Traders and investors noted and celebrated Gold’s alleged breakout from a its downtrend that began in 2011. Tuesday Gold closed at $1297/oz after nearly touching $1299/oz. Gold appeared to break its downtrend on the many charts that made the rounds. However, upon further inspection, there was no breakout from the 6-year downtrend on the weekly chart nor is Gold likely to sustain its strength in the days ahead.
First, let’s take a look at Gold’s weekly line chart on both a log scale and normal scale. Weekly charts are more significant than daily charts. We can see (in the following chart) that Gold has not come close to breaking the downtrend line that began in 2011. That trendline resistance comes into play at much higher levels. Gold has appeared to break the trendline resistance from the 2016 highs but it could prove to be a false breakout if Gold can’t close above $1300/oz.

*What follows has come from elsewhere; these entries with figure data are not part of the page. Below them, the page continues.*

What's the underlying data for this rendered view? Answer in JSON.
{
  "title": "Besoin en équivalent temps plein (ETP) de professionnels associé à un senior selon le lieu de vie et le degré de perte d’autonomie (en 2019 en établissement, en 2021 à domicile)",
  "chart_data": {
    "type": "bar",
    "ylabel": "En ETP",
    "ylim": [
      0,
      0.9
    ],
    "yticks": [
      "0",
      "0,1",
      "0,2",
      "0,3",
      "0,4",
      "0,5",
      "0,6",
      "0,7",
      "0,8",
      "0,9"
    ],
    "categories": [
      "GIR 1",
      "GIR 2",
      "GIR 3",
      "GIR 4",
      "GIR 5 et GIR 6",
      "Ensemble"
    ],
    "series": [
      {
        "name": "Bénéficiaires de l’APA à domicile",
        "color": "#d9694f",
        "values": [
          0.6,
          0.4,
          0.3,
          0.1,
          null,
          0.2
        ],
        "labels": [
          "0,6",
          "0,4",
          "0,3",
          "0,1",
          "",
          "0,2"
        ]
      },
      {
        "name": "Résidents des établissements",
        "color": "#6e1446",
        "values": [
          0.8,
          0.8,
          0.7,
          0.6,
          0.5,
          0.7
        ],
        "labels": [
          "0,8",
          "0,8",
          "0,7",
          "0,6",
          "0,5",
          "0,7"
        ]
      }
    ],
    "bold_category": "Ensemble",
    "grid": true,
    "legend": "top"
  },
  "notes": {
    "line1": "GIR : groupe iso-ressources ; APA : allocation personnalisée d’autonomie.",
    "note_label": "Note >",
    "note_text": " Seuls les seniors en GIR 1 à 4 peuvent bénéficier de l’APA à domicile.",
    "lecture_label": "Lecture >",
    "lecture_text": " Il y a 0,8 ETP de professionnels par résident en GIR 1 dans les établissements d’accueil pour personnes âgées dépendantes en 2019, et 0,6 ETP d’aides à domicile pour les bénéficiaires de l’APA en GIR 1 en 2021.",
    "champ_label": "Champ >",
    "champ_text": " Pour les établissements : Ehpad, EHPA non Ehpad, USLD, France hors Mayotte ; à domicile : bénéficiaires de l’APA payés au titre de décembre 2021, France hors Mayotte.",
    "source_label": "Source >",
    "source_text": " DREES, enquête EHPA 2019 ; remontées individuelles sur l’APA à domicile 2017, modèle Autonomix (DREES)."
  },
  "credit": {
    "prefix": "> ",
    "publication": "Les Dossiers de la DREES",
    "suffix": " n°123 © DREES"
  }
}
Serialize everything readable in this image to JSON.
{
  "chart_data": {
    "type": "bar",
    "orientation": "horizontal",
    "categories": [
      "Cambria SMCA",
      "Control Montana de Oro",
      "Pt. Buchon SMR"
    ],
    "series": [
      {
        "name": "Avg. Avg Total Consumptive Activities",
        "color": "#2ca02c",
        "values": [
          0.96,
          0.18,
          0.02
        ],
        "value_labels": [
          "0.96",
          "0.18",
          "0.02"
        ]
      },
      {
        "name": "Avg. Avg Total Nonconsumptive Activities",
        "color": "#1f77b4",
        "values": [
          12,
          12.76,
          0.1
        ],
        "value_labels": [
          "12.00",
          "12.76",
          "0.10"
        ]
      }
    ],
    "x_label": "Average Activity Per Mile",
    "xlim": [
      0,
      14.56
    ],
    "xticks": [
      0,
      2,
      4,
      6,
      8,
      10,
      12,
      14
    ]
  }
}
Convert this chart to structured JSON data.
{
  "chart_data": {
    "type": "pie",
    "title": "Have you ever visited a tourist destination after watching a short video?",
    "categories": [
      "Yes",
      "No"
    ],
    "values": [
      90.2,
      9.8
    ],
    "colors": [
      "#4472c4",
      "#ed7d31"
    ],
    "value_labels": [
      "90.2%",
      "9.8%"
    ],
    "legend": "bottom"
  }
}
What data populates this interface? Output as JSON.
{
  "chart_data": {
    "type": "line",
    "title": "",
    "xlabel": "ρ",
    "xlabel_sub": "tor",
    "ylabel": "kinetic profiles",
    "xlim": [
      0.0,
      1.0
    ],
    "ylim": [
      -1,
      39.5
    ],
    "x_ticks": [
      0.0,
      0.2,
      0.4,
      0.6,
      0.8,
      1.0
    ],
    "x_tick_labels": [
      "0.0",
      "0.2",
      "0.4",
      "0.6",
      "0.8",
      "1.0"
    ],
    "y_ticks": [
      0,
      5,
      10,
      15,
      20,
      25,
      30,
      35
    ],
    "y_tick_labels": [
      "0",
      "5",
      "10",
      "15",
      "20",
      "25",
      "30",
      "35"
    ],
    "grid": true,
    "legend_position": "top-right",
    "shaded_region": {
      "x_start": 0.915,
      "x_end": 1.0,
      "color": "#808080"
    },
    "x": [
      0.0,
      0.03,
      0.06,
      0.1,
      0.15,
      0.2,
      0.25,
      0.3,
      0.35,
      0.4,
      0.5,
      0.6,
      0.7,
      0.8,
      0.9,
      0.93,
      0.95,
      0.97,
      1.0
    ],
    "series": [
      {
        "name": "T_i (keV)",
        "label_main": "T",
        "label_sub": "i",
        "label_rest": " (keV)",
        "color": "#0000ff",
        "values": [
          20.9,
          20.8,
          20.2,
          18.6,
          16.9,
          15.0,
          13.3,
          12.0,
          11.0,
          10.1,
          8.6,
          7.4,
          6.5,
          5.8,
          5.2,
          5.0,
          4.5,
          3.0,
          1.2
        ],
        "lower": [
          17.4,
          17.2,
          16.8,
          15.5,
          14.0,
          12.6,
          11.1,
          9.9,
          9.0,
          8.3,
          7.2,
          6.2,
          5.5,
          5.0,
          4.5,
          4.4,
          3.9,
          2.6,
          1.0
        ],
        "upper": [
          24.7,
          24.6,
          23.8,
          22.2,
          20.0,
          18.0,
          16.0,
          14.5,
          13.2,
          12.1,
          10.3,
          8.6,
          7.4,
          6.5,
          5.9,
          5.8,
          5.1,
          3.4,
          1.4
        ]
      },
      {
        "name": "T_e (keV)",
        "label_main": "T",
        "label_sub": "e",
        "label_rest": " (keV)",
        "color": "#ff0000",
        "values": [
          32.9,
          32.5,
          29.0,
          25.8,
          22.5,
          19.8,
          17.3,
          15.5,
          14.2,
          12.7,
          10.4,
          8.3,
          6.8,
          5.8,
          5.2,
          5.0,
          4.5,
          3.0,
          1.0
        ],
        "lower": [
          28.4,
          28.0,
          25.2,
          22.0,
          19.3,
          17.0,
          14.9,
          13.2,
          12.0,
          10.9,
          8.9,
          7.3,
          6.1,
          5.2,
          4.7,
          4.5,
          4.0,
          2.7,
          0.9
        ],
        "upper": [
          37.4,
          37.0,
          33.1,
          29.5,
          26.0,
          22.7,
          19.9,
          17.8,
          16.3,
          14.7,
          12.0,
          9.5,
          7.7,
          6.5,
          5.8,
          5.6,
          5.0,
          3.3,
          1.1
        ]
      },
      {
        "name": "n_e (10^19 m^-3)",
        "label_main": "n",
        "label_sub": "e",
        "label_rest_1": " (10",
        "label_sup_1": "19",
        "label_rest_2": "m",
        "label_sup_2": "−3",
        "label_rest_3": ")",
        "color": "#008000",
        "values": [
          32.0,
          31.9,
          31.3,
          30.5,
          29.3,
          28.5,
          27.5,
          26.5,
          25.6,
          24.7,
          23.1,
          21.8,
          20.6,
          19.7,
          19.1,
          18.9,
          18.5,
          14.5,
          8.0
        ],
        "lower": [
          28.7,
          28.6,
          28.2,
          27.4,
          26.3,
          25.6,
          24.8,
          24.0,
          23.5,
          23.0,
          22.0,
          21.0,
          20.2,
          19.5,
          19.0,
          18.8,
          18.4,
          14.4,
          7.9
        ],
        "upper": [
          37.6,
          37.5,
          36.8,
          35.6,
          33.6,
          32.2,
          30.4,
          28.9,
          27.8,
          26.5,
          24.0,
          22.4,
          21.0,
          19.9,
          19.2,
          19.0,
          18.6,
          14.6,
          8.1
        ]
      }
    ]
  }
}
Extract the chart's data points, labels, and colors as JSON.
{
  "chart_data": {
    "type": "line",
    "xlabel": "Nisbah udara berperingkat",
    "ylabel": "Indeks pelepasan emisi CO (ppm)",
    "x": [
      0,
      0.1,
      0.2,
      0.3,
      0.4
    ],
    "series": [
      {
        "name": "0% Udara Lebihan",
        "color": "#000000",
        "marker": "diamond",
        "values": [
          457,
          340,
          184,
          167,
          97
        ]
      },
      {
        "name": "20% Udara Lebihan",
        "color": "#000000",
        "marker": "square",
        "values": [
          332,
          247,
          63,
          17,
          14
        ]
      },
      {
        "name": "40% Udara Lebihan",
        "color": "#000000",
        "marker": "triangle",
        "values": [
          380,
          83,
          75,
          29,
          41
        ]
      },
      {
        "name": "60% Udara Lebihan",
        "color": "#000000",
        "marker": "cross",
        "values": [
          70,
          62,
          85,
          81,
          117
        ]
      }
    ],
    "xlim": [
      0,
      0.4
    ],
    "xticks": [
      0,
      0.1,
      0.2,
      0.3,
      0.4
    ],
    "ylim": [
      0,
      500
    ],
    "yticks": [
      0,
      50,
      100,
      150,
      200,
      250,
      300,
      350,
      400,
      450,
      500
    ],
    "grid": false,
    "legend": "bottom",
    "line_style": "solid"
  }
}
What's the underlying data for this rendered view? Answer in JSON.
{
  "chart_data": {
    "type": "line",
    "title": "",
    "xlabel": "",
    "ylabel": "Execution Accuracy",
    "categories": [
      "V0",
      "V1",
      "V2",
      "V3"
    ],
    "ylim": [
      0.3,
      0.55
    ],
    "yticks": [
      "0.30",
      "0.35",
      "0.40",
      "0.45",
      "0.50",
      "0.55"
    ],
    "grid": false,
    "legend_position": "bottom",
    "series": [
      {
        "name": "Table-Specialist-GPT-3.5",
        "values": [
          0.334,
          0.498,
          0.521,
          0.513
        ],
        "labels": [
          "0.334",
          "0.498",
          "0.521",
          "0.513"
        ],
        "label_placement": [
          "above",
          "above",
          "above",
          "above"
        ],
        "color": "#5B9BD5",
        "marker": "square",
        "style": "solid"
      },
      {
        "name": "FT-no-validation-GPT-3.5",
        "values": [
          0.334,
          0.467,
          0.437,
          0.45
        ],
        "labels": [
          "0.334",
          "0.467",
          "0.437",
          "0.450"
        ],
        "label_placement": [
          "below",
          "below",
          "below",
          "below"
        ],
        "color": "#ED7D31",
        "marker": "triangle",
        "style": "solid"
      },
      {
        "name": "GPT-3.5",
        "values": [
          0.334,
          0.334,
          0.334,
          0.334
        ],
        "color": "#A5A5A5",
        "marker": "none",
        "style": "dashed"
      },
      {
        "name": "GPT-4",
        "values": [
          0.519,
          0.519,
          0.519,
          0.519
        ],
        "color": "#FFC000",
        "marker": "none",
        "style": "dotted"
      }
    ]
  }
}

There are two things to highlight in the next chart. First, on the weekly chart we can see that Gold closed the week well off its high of the week. A bar or candle chart shows a weekly reversal. Gold closed the week below its April closing high and even below last week’s close! Second, the real important resistance for Gold is not the trendline from the 2011 peak but $1300/oz as well as the peaks from 2013 and 2014 when Gold began its attempt to bottom. Gold will only be in the clear when it can takeout $1350-$1375/oz.